SafeCharge shareholders will receive $5.55 a share in cash under the agreement. The purchase price represents a 25% premium based on the SafeCharge purchase price at the end of business yesterday.

“The price premium Nuvei is offering reflects SafeCharge’s leading position in the high-growth e-commerce market, the strength of its own technology platform, its diversified and stable customer base, and the significant experience in the payments industry of SafeCharge’s payments team,” SafeCharge chairman Roger Withers said in the filing.

SafeCharge CEO David Avgi said the agreement positions the combined companies well in their respective markets, noting that Nuvei is a strong competitor in the U.S. and Canadian payments business. Nuvei, based in Plano, Texas, was previously known as Pivotal Payments, but changed its name in late 2018. 

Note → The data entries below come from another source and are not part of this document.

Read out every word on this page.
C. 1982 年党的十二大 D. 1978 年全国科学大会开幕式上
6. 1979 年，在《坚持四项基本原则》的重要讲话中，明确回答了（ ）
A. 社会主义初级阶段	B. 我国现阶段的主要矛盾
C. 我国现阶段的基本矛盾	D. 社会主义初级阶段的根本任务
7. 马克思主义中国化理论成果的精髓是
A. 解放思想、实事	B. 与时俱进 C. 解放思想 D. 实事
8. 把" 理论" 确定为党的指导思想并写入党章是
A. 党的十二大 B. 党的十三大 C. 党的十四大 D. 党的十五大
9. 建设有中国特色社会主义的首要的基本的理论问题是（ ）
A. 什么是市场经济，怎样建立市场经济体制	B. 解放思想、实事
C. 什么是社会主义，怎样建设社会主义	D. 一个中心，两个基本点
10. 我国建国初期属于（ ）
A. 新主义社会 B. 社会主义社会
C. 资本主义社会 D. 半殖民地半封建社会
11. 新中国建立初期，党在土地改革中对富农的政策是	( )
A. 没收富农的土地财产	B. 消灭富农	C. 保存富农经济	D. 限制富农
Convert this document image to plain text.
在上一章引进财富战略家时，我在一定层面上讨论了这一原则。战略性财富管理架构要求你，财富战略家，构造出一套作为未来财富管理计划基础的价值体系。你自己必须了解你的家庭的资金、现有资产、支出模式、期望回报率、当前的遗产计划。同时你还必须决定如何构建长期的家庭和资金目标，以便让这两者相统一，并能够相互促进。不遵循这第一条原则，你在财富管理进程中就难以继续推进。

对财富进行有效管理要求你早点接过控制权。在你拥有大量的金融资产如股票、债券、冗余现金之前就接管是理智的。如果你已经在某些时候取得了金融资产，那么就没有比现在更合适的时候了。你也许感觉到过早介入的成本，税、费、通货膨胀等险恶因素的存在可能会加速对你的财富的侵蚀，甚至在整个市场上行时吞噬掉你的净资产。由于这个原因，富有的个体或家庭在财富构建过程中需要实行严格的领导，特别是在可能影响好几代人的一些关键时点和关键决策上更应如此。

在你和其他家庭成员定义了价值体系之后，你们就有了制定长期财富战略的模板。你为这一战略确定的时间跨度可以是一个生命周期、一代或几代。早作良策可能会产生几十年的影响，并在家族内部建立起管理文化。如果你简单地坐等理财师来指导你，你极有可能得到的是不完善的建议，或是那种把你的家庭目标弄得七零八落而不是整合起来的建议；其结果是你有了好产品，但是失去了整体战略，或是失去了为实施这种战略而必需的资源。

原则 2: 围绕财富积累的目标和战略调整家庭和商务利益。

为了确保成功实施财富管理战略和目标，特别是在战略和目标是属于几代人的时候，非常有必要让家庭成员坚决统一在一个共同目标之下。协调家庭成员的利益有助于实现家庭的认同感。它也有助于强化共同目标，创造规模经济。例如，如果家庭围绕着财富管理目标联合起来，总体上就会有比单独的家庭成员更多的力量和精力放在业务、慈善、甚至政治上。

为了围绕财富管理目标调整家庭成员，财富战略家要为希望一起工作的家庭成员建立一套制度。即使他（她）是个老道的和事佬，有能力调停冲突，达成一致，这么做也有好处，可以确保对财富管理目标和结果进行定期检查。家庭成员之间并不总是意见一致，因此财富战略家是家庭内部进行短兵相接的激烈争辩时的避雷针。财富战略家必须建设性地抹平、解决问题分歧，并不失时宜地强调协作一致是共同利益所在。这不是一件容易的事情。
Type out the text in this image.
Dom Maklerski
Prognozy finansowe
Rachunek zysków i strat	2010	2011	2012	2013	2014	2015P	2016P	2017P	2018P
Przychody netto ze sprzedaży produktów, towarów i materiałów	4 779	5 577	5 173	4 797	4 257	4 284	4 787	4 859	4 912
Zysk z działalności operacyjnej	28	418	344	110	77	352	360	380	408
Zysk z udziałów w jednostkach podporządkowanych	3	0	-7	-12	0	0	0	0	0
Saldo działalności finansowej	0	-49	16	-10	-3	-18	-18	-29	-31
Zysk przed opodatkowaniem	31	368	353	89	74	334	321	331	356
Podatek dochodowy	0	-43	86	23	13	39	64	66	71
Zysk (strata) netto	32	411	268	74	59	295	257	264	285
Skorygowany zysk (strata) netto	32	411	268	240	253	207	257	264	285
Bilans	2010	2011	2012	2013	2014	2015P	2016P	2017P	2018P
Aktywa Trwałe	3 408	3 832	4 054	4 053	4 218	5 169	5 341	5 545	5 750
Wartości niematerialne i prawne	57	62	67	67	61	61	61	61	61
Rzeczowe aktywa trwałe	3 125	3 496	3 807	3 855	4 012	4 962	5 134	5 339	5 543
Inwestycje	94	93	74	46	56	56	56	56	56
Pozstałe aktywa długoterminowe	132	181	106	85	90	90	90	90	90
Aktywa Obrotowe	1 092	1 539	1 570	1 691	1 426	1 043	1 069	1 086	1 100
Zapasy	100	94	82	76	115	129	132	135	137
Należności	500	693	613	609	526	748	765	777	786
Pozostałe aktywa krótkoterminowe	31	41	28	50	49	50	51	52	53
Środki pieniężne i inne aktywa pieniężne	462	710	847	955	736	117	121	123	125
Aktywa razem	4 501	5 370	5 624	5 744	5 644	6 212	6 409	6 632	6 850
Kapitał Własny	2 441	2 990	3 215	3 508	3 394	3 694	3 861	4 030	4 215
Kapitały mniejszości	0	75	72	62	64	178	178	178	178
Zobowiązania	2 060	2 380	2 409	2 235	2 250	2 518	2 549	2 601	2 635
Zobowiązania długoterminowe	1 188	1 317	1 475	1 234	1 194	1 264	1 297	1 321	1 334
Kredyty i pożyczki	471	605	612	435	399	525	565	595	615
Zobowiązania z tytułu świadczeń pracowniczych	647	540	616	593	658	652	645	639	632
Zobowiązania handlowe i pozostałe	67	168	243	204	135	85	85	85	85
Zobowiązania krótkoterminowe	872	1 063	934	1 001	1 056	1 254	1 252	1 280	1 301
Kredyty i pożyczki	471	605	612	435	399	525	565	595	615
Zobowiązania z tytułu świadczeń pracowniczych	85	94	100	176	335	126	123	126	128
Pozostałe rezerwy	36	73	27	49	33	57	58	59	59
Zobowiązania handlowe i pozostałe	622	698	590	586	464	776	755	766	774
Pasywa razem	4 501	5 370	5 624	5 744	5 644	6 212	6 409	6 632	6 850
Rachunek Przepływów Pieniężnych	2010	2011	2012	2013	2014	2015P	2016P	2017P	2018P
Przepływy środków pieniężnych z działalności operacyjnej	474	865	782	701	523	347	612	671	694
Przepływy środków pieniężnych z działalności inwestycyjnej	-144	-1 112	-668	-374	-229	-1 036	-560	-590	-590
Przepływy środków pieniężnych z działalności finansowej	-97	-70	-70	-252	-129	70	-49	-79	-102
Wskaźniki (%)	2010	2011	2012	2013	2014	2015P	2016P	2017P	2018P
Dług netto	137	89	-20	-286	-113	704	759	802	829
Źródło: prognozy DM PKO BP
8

Nuvei Chairman and CEO Philip Fayer said the company is very excited about the acquisition, noting the agreement would create a leading payments firm with significant scale.

“Our businesses are highly complementary from multiple perspectives, including geography, technology, key verticals and customers,” he said. “We think the technology platform SafeCharge has developed is exceptional and will serve as the go–forward foundation from which we will continue to grow the combined businesses and provide best-in-class products and services to our customers and partners.”

The deal is expected to be completed by the third quarter.

The SafeCharge board has agreed with the terms of the agreement and plans to recommend that shareholders approve the deal, according to the filing.